Some pondered whether it being available as source meant we had a nice engine to play with. Short version not really and there are far better choices -- it is still largely a tech demo spun into a game for a home console in 1996 and all that such a thing entails. It is not clean code you can easily jump on in for, you are still going to face legal restrictions in what you can do, claim and release. For the most part this is good for having super nice versions of any number of devices, making serious improvements to the game, accomplishing things that normally take ROM hackers a great deal of effort to do far more quickly and easily, expanding the scope of the game (can make a version having 100000 coins if you really wanted), maybe having a bit of fun with the game itself (you could happily use it to make custom animated videos using the characters if you wanted) and analysing the game so you too can create something as involved as the infamous half a presses runs.

*Other ports*

This PC port also formed the basis for things to move to other devices (I presume anyway -- someone might have redone the initial porting efforts for their own port or version).
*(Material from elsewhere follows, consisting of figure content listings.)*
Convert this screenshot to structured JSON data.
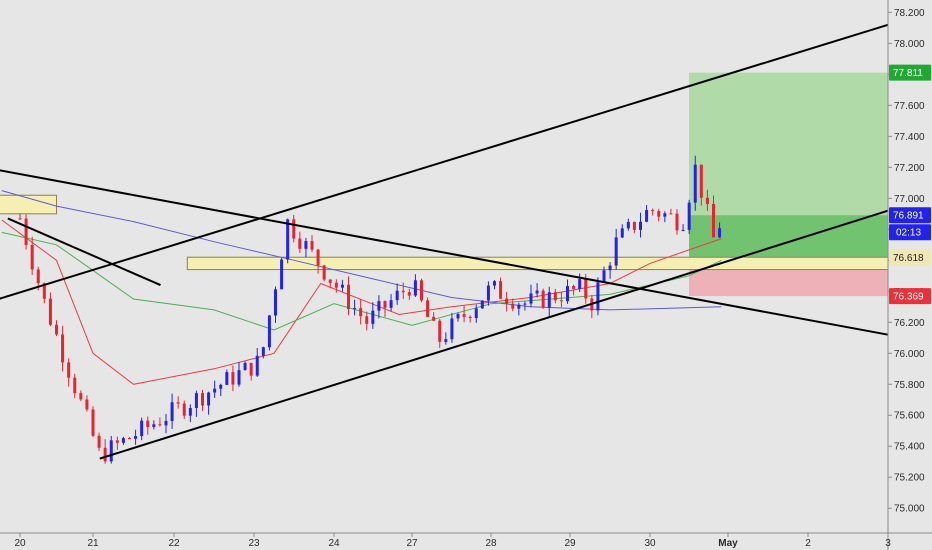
{
  "chart_data": {
    "type": "candlestick",
    "xlabels": [
      "20",
      "21",
      "22",
      "23",
      "24",
      "27",
      "28",
      "29",
      "30",
      "May",
      "2",
      "3"
    ],
    "yticks": [
      "78.200",
      "78.000",
      "77.800",
      "77.600",
      "77.400",
      "77.200",
      "77.000",
      "76.800",
      "76.600",
      "76.400",
      "76.200",
      "76.000",
      "75.800",
      "75.600",
      "75.400",
      "75.200",
      "75.000"
    ],
    "ylim": [
      74.84,
      78.28
    ],
    "bar_hours": 2,
    "price_tags": {
      "take_profit": "77.811",
      "current": "76.891",
      "countdown": "02:13",
      "entry": "76.618",
      "stop": "76.369"
    },
    "price_levels": {
      "take_profit": 77.811,
      "current": 76.891,
      "entry": 76.618,
      "stop": 76.369
    },
    "key_points": [
      {
        "time": "20 00:00",
        "price": 76.87
      },
      {
        "time": "20 08:00",
        "price": 76.33
      },
      {
        "time": "21 02:00",
        "price": 75.34
      },
      {
        "time": "21 22:00",
        "price": 75.6
      },
      {
        "time": "23 02:00",
        "price": 75.95
      },
      {
        "time": "23 10:00",
        "price": 76.85
      },
      {
        "time": "24 00:00",
        "price": 76.45
      },
      {
        "time": "24 10:00",
        "price": 76.2
      },
      {
        "time": "27 00:00",
        "price": 76.45
      },
      {
        "time": "27 08:00",
        "price": 76.08
      },
      {
        "time": "28 00:00",
        "price": 76.42
      },
      {
        "time": "28 10:00",
        "price": 76.32
      },
      {
        "time": "29 04:00",
        "price": 76.42
      },
      {
        "time": "29 06:00",
        "price": 76.3
      },
      {
        "time": "29 14:00",
        "price": 76.72
      },
      {
        "time": "30 00:00",
        "price": 76.93
      },
      {
        "time": "30 10:00",
        "price": 76.85
      },
      {
        "time": "30 14:00",
        "price": 77.2
      },
      {
        "time": "30 20:00",
        "price": 76.7
      },
      {
        "time": "30 22:00",
        "price": 76.89
      }
    ],
    "trendlines": [
      {
        "color": "#000000",
        "from": {
          "time": "21 02:00",
          "price": 75.32
        },
        "to": {
          "time": "3 00:00",
          "price": 76.92
        }
      },
      {
        "color": "#000000",
        "from": {
          "time": "19 12:00",
          "price": 76.32
        },
        "to": {
          "time": "3 00:00",
          "price": 78.12
        }
      },
      {
        "color": "#000000",
        "from": {
          "time": "19 12:00",
          "price": 77.2
        },
        "to": {
          "time": "3 00:00",
          "price": 76.12
        }
      },
      {
        "color": "#000000",
        "from": {
          "time": "19 20:00",
          "price": 76.87
        },
        "to": {
          "time": "21 20:00",
          "price": 76.44
        }
      }
    ],
    "zones": [
      {
        "from": {
          "time": "19 12:00",
          "price": 77.02
        },
        "to": {
          "time": "20 12:00",
          "price": 76.9
        }
      },
      {
        "from": {
          "time": "22 04:00",
          "price": 76.62
        },
        "to": {
          "time": "3 00:00",
          "price": 76.54
        }
      }
    ],
    "moving_averages": [
      {
        "color": "#ee3b3b",
        "points": [
          {
            "time": "19 18:00",
            "price": 76.86
          },
          {
            "time": "20 12:00",
            "price": 76.6
          },
          {
            "time": "21 00:00",
            "price": 76.0
          },
          {
            "time": "21 12:00",
            "price": 75.8
          },
          {
            "time": "22 12:00",
            "price": 75.9
          },
          {
            "time": "23 06:00",
            "price": 76.0
          },
          {
            "time": "23 20:00",
            "price": 76.45
          },
          {
            "time": "24 20:00",
            "price": 76.25
          },
          {
            "time": "27 12:00",
            "price": 76.3
          },
          {
            "time": "28 12:00",
            "price": 76.36
          },
          {
            "time": "29 12:00",
            "price": 76.45
          },
          {
            "time": "30 00:00",
            "price": 76.58
          },
          {
            "time": "30 22:00",
            "price": 76.74
          }
        ]
      },
      {
        "color": "#4caf50",
        "points": [
          {
            "time": "19 18:00",
            "price": 76.78
          },
          {
            "time": "20 12:00",
            "price": 76.7
          },
          {
            "time": "21 12:00",
            "price": 76.35
          },
          {
            "time": "22 12:00",
            "price": 76.28
          },
          {
            "time": "23 06:00",
            "price": 76.15
          },
          {
            "time": "24 00:00",
            "price": 76.32
          },
          {
            "time": "27 00:00",
            "price": 76.18
          },
          {
            "time": "28 00:00",
            "price": 76.32
          },
          {
            "time": "29 12:00",
            "price": 76.38
          },
          {
            "time": "30 12:00",
            "price": 76.5
          },
          {
            "time": "30 22:00",
            "price": 76.6
          }
        ]
      },
      {
        "color": "#5b5bd6",
        "points": [
          {
            "time": "19 18:00",
            "price": 77.05
          },
          {
            "time": "20 12:00",
            "price": 76.95
          },
          {
            "time": "21 12:00",
            "price": 76.85
          },
          {
            "time": "22 12:00",
            "price": 76.72
          },
          {
            "time": "23 12:00",
            "price": 76.6
          },
          {
            "time": "24 12:00",
            "price": 76.48
          },
          {
            "time": "27 12:00",
            "price": 76.36
          },
          {
            "time": "28 12:00",
            "price": 76.3
          },
          {
            "time": "29 12:00",
            "price": 76.28
          },
          {
            "time": "30 22:00",
            "price": 76.3
          }
        ]
      }
    ],
    "position": {
      "from_time": "30 12:00",
      "to_time": "3 00:00",
      "take_profit": 77.811,
      "entry": 76.618,
      "stop": 76.369,
      "fill_to": 76.891
    }
  },
  "colors": {
    "background": "#e6e6e6",
    "up": "#2323e8",
    "down": "#e8232e",
    "zone_fill": "#f6efb4",
    "zone_stroke": "#8a8050",
    "profit_fill": "#a6d79b",
    "profit_fill_strong": "#6cc06a",
    "loss_fill": "#efa7ae",
    "take_profit_tag": "#22a832",
    "current_tag": "#2323e8",
    "entry_tag": "#f0e8b4",
    "stop_tag": "#e5323b"
  }
}
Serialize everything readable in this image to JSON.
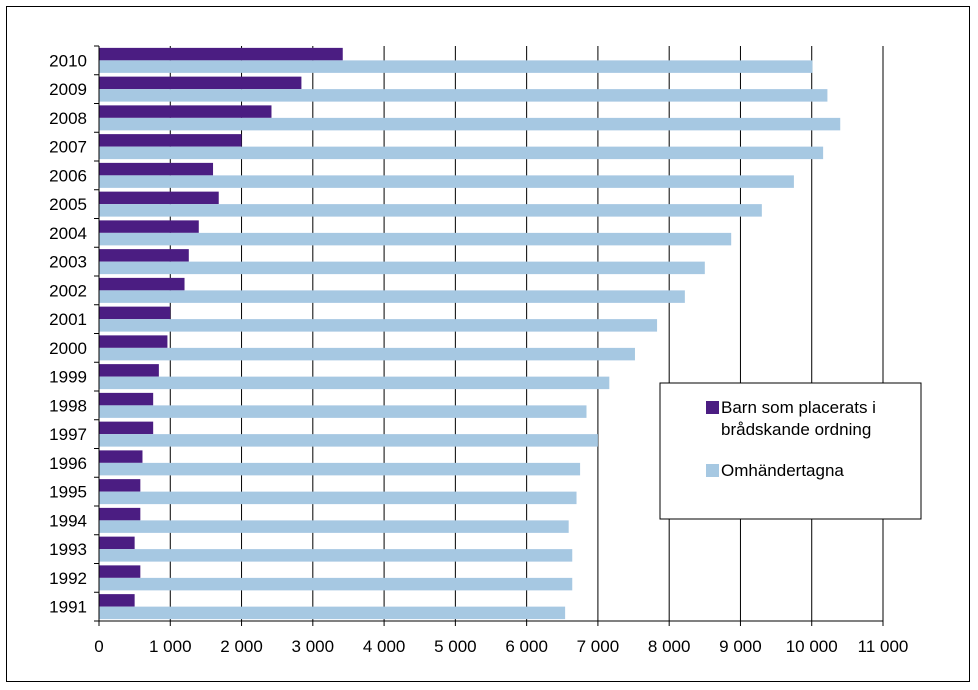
{
  "chart_data": {
    "type": "bar",
    "orientation": "horizontal",
    "categories": [
      "1991",
      "1992",
      "1993",
      "1994",
      "1995",
      "1996",
      "1997",
      "1998",
      "1999",
      "2000",
      "2001",
      "2002",
      "2003",
      "2004",
      "2005",
      "2006",
      "2007",
      "2008",
      "2009",
      "2010"
    ],
    "series": [
      {
        "name": "Barn som placerats i brådskande ordning",
        "color": "#4b1d82",
        "values": [
          500,
          580,
          500,
          580,
          580,
          610,
          760,
          760,
          840,
          960,
          1000,
          1200,
          1260,
          1400,
          1680,
          1600,
          2000,
          2420,
          2840,
          3420
        ]
      },
      {
        "name": "Omhändertagna",
        "color": "#a6c8e2",
        "values": [
          6540,
          6640,
          6640,
          6590,
          6700,
          6750,
          7000,
          6840,
          7160,
          7520,
          7830,
          8220,
          8500,
          8870,
          9300,
          9750,
          10160,
          10400,
          10220,
          10010
        ]
      }
    ],
    "x_ticks": [
      "0",
      "1 000",
      "2 000",
      "3 000",
      "4 000",
      "5 000",
      "6 000",
      "7 000",
      "8 000",
      "9 000",
      "10 000",
      "11 000"
    ],
    "xlim": [
      0,
      11000
    ],
    "grid": true,
    "legend_position": "right",
    "legend": {
      "items": [
        {
          "lines": [
            "Barn som placerats i",
            "brådskande ordning"
          ],
          "color": "#4b1d82"
        },
        {
          "lines": [
            "Omhändertagna"
          ],
          "color": "#a6c8e2"
        }
      ]
    }
  }
}
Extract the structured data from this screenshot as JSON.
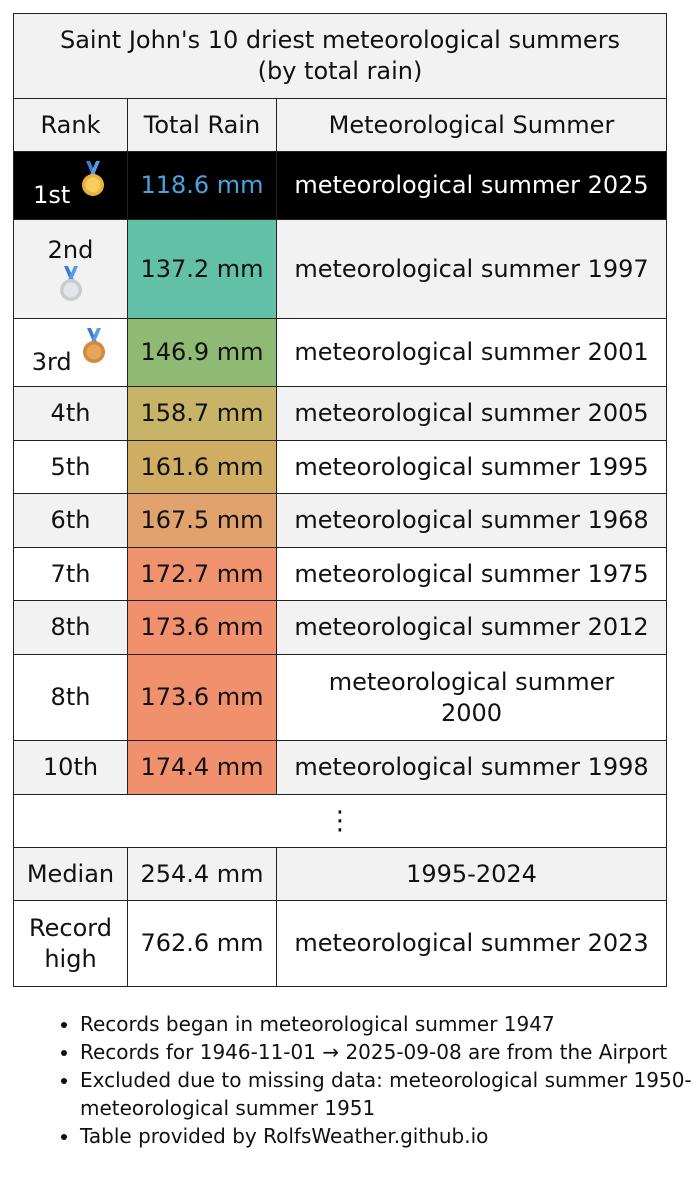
{
  "title_line1": "Saint John's 10 driest meteorological summers",
  "title_line2": "(by total rain)",
  "headers": {
    "rank": "Rank",
    "rain": "Total Rain",
    "season": "Meteorological Summer"
  },
  "colors": {
    "black_row": "#000000",
    "black_row_value": "#4aa3df",
    "scale": [
      "#62c0a6",
      "#8fba73",
      "#c7b467",
      "#cfae63",
      "#e2a26d",
      "#ef926d",
      "#f1906d",
      "#f1906d",
      "#f1906d"
    ]
  },
  "rows": [
    {
      "rank": "1st",
      "medal": "gold-medal-icon",
      "rain": "118.6 mm",
      "season": "meteorological summer 2025"
    },
    {
      "rank": "2nd",
      "medal": "silver-medal-icon",
      "rain": "137.2 mm",
      "season": "meteorological summer 1997"
    },
    {
      "rank": "3rd",
      "medal": "bronze-medal-icon",
      "rain": "146.9 mm",
      "season": "meteorological summer 2001"
    },
    {
      "rank": "4th",
      "rain": "158.7 mm",
      "season": "meteorological summer 2005"
    },
    {
      "rank": "5th",
      "rain": "161.6 mm",
      "season": "meteorological summer 1995"
    },
    {
      "rank": "6th",
      "rain": "167.5 mm",
      "season": "meteorological summer 1968"
    },
    {
      "rank": "7th",
      "rain": "172.7 mm",
      "season": "meteorological summer 1975"
    },
    {
      "rank": "8th",
      "rain": "173.6 mm",
      "season": "meteorological summer 2012"
    },
    {
      "rank": "8th",
      "rain": "173.6 mm",
      "season_line1": "meteorological summer",
      "season_line2": "2000"
    },
    {
      "rank": "10th",
      "rain": "174.4 mm",
      "season": "meteorological summer 1998"
    }
  ],
  "ellipsis": "⋮",
  "median": {
    "label": "Median",
    "rain": "254.4 mm",
    "season": "1995-2024"
  },
  "record_high": {
    "label_line1": "Record",
    "label_line2": "high",
    "rain": "762.6 mm",
    "season": "meteorological summer 2023"
  },
  "notes": [
    "Records began in meteorological summer 1947",
    "Records for 1946-11-01 → 2025-09-08 are from the Airport",
    "Excluded due to missing data: meteorological summer 1950-meteorological summer 1951",
    "Table provided by RolfsWeather.github.io"
  ]
}
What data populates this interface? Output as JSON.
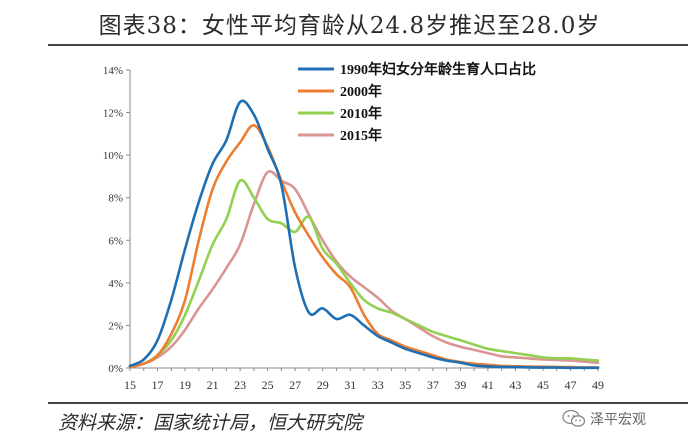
{
  "header": {
    "title": "图表38：女性平均育龄从24.8岁推迟至28.0岁"
  },
  "footer": {
    "source": "资料来源：国家统计局，恒大研究院"
  },
  "watermark": {
    "text": "泽平宏观",
    "icon": "wechat-icon"
  },
  "chart_data": {
    "type": "line",
    "title": "",
    "xlabel": "",
    "ylabel": "",
    "xlim": [
      15,
      49
    ],
    "ylim": [
      0,
      14
    ],
    "x_ticks": [
      "15",
      "17",
      "19",
      "21",
      "23",
      "25",
      "27",
      "29",
      "31",
      "33",
      "35",
      "37",
      "39",
      "41",
      "43",
      "45",
      "47",
      "49"
    ],
    "y_ticks": [
      "0%",
      "2%",
      "4%",
      "6%",
      "8%",
      "10%",
      "12%",
      "14%"
    ],
    "grid": false,
    "legend": "top-right",
    "x": [
      15,
      16,
      17,
      18,
      19,
      20,
      21,
      22,
      23,
      24,
      25,
      26,
      27,
      28,
      29,
      30,
      31,
      32,
      33,
      34,
      35,
      36,
      37,
      38,
      39,
      40,
      41,
      42,
      43,
      44,
      45,
      46,
      47,
      48,
      49
    ],
    "series": [
      {
        "name": "1990年妇女分年龄生育人口占比",
        "color": "#1f6fb4",
        "values": [
          0.1,
          0.4,
          1.3,
          3.2,
          5.6,
          7.8,
          9.6,
          10.7,
          12.5,
          11.9,
          10.3,
          8.6,
          4.7,
          2.6,
          2.8,
          2.3,
          2.5,
          2.0,
          1.5,
          1.2,
          0.9,
          0.7,
          0.5,
          0.35,
          0.25,
          0.12,
          0.08,
          0.05,
          0.04,
          0.03,
          0.02,
          0.02,
          0.01,
          0.01,
          0.01
        ]
      },
      {
        "name": "2000年",
        "color": "#ed7d31",
        "values": [
          0.05,
          0.2,
          0.6,
          1.6,
          3.2,
          6.0,
          8.4,
          9.7,
          10.6,
          11.4,
          10.4,
          8.8,
          7.3,
          6.2,
          5.2,
          4.4,
          3.8,
          2.5,
          1.6,
          1.3,
          1.0,
          0.8,
          0.6,
          0.4,
          0.28,
          0.2,
          0.15,
          0.1,
          0.08,
          0.07,
          0.06,
          0.05,
          0.04,
          0.03,
          0.03
        ]
      },
      {
        "name": "2010年",
        "color": "#92d050",
        "values": [
          0.05,
          0.2,
          0.6,
          1.3,
          2.5,
          4.1,
          5.8,
          7.0,
          8.8,
          8.0,
          7.0,
          6.8,
          6.4,
          7.1,
          5.6,
          4.9,
          4.0,
          3.2,
          2.8,
          2.6,
          2.3,
          2.0,
          1.7,
          1.5,
          1.3,
          1.1,
          0.9,
          0.8,
          0.7,
          0.6,
          0.5,
          0.45,
          0.45,
          0.4,
          0.35
        ]
      },
      {
        "name": "2015年",
        "color": "#d99594",
        "values": [
          0.05,
          0.2,
          0.5,
          1.0,
          1.8,
          2.8,
          3.7,
          4.7,
          5.8,
          7.7,
          9.2,
          8.8,
          8.4,
          7.2,
          6.0,
          5.0,
          4.3,
          3.8,
          3.3,
          2.7,
          2.3,
          1.9,
          1.5,
          1.2,
          1.0,
          0.85,
          0.7,
          0.55,
          0.5,
          0.45,
          0.4,
          0.38,
          0.35,
          0.3,
          0.25
        ]
      }
    ]
  }
}
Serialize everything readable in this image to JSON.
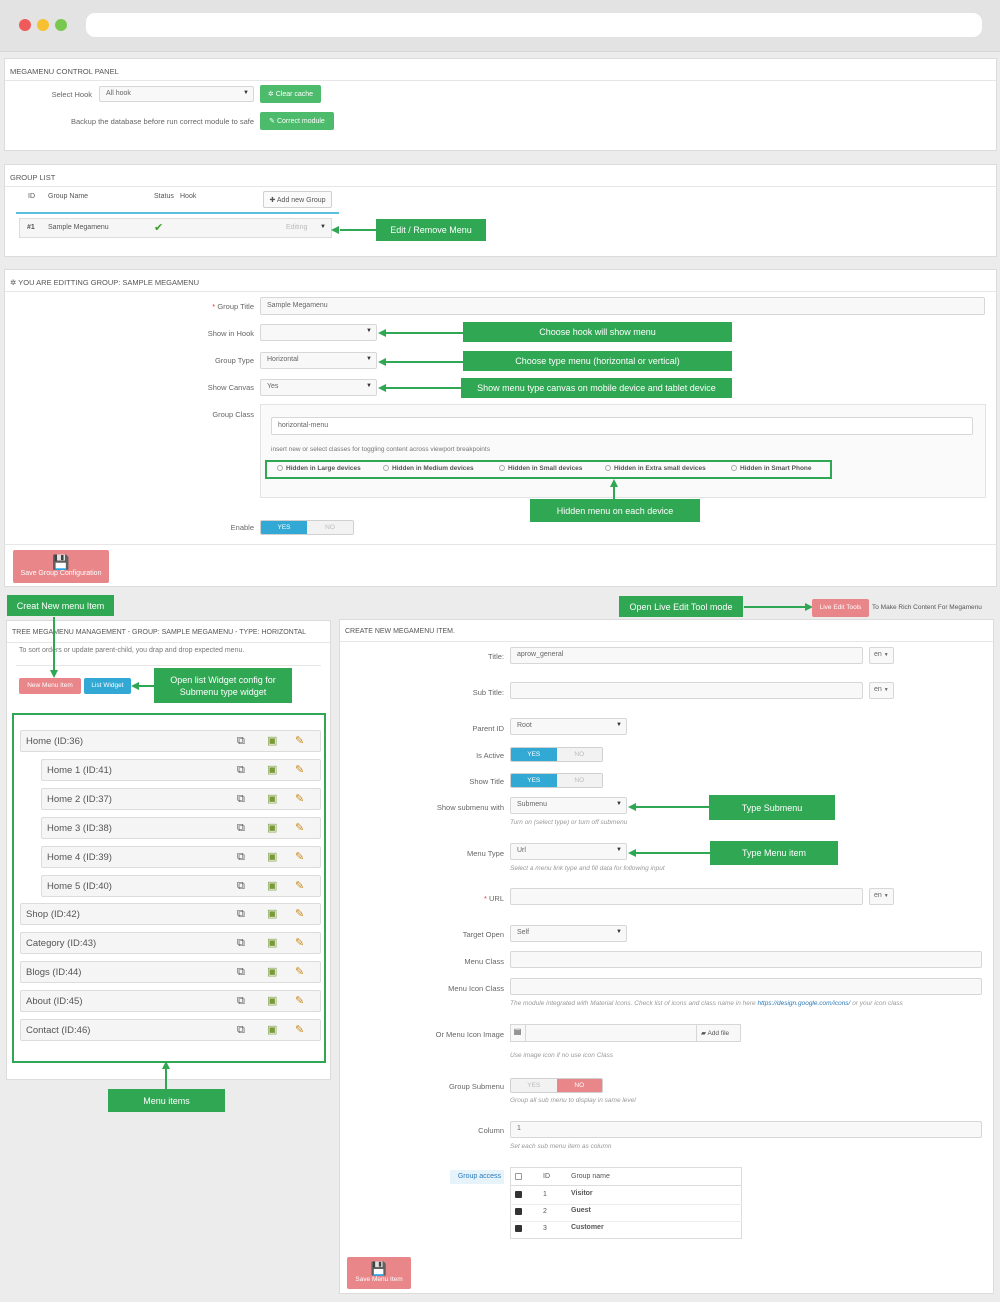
{
  "control_panel": {
    "title": "MEGAMENU CONTROL PANEL",
    "select_hook_label": "Select Hook",
    "select_hook_value": "All hook",
    "clear_cache": "Clear cache",
    "backup_label": "Backup the database before run correct module to safe",
    "correct_module": "Correct module"
  },
  "group_list": {
    "title": "GROUP LIST",
    "col_id": "ID",
    "col_name": "Group Name",
    "col_status": "Status",
    "col_hook": "Hook",
    "add_group": "Add new Group",
    "row_id": "#1",
    "row_name": "Sample Megamenu",
    "row_action": "Editing"
  },
  "edit_group": {
    "title": "YOU ARE EDITTING GROUP: SAMPLE MEGAMENU",
    "group_title_label": "Group Title",
    "group_title_value": "Sample Megamenu",
    "show_in_hook_label": "Show in Hook",
    "group_type_label": "Group Type",
    "group_type_value": "Horizontal",
    "show_canvas_label": "Show Canvas",
    "show_canvas_value": "Yes",
    "group_class_label": "Group Class",
    "group_class_value": "horizontal-menu",
    "class_hint": "insert new or select classes for toggling content across viewport breakpoints",
    "hidden_options": [
      "Hidden in Large devices",
      "Hidden in Medium devices",
      "Hidden in Small devices",
      "Hidden in Extra small devices",
      "Hidden in Smart Phone"
    ],
    "enable_label": "Enable",
    "yes": "YES",
    "no": "NO",
    "save": "Save Group Configuration"
  },
  "callouts": {
    "edit_remove": "Edit / Remove Menu",
    "choose_hook": "Choose hook will show menu",
    "choose_type": "Choose type menu (horizontal or vertical)",
    "show_canvas": "Show menu type canvas on mobile device and tablet device",
    "hidden_menu": "Hidden menu on each device",
    "creat_new": "Creat New menu Item",
    "open_live": "Open Live Edit Tool mode",
    "open_widget": "Open list Widget config for Submenu type widget",
    "menu_items": "Menu items",
    "type_submenu": "Type Submenu",
    "type_menu_item": "Type Menu item"
  },
  "live_edit": {
    "button": "Live Edit Tools",
    "text": "To Make Rich Content For Megamenu"
  },
  "tree": {
    "title": "TREE MEGAMENU MANAGEMENT - GROUP: SAMPLE MEGAMENU - TYPE: HORIZONTAL",
    "hint": "To sort orders or update parent-child, you drap and drop expected menu.",
    "new_item": "New Menu Item",
    "list_widget": "List Widget",
    "items": [
      {
        "label": "Home (ID:36)"
      },
      {
        "label": "Home 1 (ID:41)"
      },
      {
        "label": "Home 2 (ID:37)"
      },
      {
        "label": "Home 3 (ID:38)"
      },
      {
        "label": "Home 4 (ID:39)"
      },
      {
        "label": "Home 5 (ID:40)"
      },
      {
        "label": "Shop (ID:42)"
      },
      {
        "label": "Category (ID:43)"
      },
      {
        "label": "Blogs (ID:44)"
      },
      {
        "label": "About (ID:45)"
      },
      {
        "label": "Contact (ID:46)"
      }
    ]
  },
  "create": {
    "title": "CREATE NEW MEGAMENU ITEM.",
    "title_label": "Title:",
    "title_value": "aprow_general",
    "lang": "en",
    "subtitle_label": "Sub Title:",
    "parent_label": "Parent ID",
    "parent_value": "Root",
    "active_label": "Is Active",
    "show_title_label": "Show Title",
    "submenu_label": "Show submenu with",
    "submenu_value": "Submenu",
    "submenu_hint": "Turn on (select type) or turn off submenu",
    "menu_type_label": "Menu Type",
    "menu_type_value": "Url",
    "menu_type_hint": "Select a menu link type and fill data for following input",
    "url_label": "URL",
    "target_label": "Target Open",
    "target_value": "Self",
    "menu_class_label": "Menu Class",
    "icon_class_label": "Menu Icon Class",
    "icon_hint_pre": "The module integrated with Material Icons. Check list of icons and class name in here",
    "icon_hint_link": "https://design.google.com/icons/",
    "icon_hint_post": "or your icon class",
    "icon_image_label": "Or Menu Icon Image",
    "add_file": "Add file",
    "icon_image_hint": "Use image icon if no use icon Class",
    "group_submenu_label": "Group Submenu",
    "group_submenu_hint": "Group all sub menu to display in same level",
    "column_label": "Column",
    "column_value": "1",
    "column_hint": "Set each sub menu item as column",
    "group_access_label": "Group access",
    "access_col_id": "ID",
    "access_col_name": "Group name",
    "access_rows": [
      {
        "id": "1",
        "name": "Visitor"
      },
      {
        "id": "2",
        "name": "Guest"
      },
      {
        "id": "3",
        "name": "Customer"
      }
    ],
    "save": "Save Menu Item"
  },
  "colors": {
    "callout": "#2fa753",
    "green_button": "#4cbb6c",
    "red_button": "#e8868a",
    "blue_button": "#32a8d4"
  }
}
The Switch was among the more notable early attempts here, and while it was slow at first it later got more optimised and started getting equally fun options lists of things you can modify.
https://gbatemp.net/threads/mario-64-port.564633/

The Switch being slow meant people were dubious about how quickly a 3ds port might appear (it is possible to go through games and alter code to use maths types more closely matching those which your target device is better at -- in homebrew the Quake ports to the DS are quite notable for this as the DS struggles to do floating point calculations quickly and Quake is all about those floating point operations, and this sort of thing is the bread and butter of commercial game ports). There is one today though and it is pretty playable.
https://gbatemp.net/threads/super-mario-64-port.564431/

A Vita version appeared somewhere in the mix
https://gbatemp.net/threads/super-mario-64-port-for-ps-vita.572469/
https://github.com/bythos14/sm64-vita/

Wii U
https://gbatemp.net/threads/super-mario-64-port-wii-u.571682/

Most recently we have seen it make its way to Android
https://gbatemp.net/threads/super-m...ayable-on-android-without-an-emulator.574131/

Most other things are people discussing theoretical possibilities (there is a thread on the PS1 around here somewhere, short version is that would be a serious effort, the PS1 being a very different device with less computing power that differs greatly from what Mario 64 leans into, though not outside the realm of reason. Being as it would mainly be for a joke it is deemed unlikely someone will put the effort in.).

*Conclusion/final words*

I am however missing much and most of what I have above is months out of date (I did not even check the latest posts there for most of those). Hopefully it is at least a start and clears up some misconceptions I have been seeing since the earliest days.
To that end am I missing any ports (including someone else doing another port to the same console as covered above, or forking it and doing better than one I linked above) and what are we mostly looking at for the PC these days (early on I saw the start of some cracks between the "ultimately a purist but improved" and "let's see how crazy this can get" sets, and such a thing has happened many times before)?
I have also largely been following this on gbatemp (and it has hosted some good discussions on many aspects of this) hence the links to things here for the most part but if there are more authoritative links (original devs doing things, interviews with such) then I am happy to add those.

*Very short version*
Modern computer science is a wondrous thing and allowed some very talented coders to reverse what was originally deemed a one way process. This allowed them to create something that is functionally identical to the original code underpinning the Mario 64 game (and will likely see more fall as time goes on), this despite Nintendo in no way releasing anything.
This was used to create a PC port (which was then improved upon in many ways that games tend get improved graphical, audio and gameplay) and subsequently many other ports to many other devices.
During all this Nintendo had some of their own actual code leaked. A late beta of Mario 64 was among those. This allowed people to see some of what did not make the final cut in the game, and port it back out. Some people are working on doing things between this and various other previously known/seen leaked betas of it too. It is however not the same thing as the decompilation.


----------



## Flame (Sep 23, 2020)

some people collect post stamps. i collect Super Mario 64 ports.

but you forgot about the Dreamcast, MS-DOS, PS2, PS3, PSP versions.


----------



## Anxiety_timmy (Sep 24, 2020)

someone port it to the gamecube


----------